Perkembangan awal teknologi terapi gen didukung oleh beberapa penemuan vektor baik viral maupun non viral
untuk membawa transgen yang disisipkan pada sel
inang yang sakit. Vektor viral yang sudah dipelajari
antara lain virus Moloney Murine
Leukimia untuk transfer gen ke kromosom
sel target, terbatas pada sel
yang membelah.

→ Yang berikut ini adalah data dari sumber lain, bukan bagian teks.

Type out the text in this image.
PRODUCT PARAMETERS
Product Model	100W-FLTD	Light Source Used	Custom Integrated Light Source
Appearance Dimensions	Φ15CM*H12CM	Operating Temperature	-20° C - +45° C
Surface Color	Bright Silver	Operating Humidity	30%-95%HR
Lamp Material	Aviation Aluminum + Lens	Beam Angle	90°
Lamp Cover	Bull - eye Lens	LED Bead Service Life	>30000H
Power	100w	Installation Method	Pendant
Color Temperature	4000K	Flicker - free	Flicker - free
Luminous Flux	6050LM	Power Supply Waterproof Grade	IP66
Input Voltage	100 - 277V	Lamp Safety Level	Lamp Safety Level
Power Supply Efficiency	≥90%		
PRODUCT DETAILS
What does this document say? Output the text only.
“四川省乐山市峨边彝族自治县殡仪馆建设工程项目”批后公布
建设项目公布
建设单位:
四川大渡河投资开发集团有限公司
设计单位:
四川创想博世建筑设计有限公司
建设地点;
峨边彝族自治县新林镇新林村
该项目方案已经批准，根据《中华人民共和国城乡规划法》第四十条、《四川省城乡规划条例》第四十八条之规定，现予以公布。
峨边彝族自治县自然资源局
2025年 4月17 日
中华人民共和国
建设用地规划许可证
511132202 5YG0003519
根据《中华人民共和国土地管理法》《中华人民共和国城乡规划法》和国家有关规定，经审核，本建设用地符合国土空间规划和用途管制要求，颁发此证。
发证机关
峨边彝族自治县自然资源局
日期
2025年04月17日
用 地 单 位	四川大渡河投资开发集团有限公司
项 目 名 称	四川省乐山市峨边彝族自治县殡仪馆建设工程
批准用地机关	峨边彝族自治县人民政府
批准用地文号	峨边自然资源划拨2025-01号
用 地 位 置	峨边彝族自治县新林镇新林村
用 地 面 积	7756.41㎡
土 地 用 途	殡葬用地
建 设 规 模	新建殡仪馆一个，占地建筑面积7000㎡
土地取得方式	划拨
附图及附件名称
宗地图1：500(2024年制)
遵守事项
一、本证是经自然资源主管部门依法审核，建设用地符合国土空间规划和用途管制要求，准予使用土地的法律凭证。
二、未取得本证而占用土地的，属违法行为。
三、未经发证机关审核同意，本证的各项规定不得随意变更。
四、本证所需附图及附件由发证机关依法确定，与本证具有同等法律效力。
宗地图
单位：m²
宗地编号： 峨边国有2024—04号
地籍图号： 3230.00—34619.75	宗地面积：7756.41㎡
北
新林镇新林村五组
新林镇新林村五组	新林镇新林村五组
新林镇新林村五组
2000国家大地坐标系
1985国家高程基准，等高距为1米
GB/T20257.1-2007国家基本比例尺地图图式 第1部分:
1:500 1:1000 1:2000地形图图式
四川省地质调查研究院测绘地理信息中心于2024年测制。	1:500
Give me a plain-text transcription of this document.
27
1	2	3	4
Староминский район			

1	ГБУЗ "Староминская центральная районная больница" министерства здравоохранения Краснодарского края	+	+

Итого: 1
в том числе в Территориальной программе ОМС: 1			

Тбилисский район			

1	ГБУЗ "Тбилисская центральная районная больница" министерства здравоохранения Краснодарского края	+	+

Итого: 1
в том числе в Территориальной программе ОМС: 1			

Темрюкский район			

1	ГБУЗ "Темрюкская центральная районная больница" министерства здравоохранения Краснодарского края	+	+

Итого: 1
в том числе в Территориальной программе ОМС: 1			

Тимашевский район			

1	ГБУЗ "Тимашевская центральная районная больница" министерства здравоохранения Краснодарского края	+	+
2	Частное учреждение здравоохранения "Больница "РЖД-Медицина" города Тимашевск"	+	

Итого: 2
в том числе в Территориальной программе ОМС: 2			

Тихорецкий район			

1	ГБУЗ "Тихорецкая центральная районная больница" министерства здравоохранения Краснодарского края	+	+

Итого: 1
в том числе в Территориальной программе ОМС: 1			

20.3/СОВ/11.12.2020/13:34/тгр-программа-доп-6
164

Selanjutnya penelitian berkembang untuk mencari vektor yang mampu mentransfer gen pada sel
yang tidak membelah, antara lain penggunaan virus HIV (Schmidt, 1999). Tulisan ini akan membahas salah satu vektor virus yang digunakan untuk terapi gen,
yaitu Retrovirus.
Vektor Retrovirus
Retrovirus
merupakan virus yang terdapat pada semua
kingdom animalia. Berbagai Retrovirus onkogenik menunjukkan bentuk replikasi
defektif yang mengubah sebagian komplemen gen virus normal dengan sekuen
onkogenik. Replikasi Retrovirus kompeten yang menyebabkan terjadinya suatu penyakit
berhubungan dengan pembelahan yang tidak terkendali dan memberikan kisaran
spesies patogenik yang luas. Salah satu penyakit yang ditularkan secara signifikan antar manusia
pada masa kini, yaitu AIDS, disebabkan oleh infeksi Retrovirus HIV tipe I dan II (Anson, 2004).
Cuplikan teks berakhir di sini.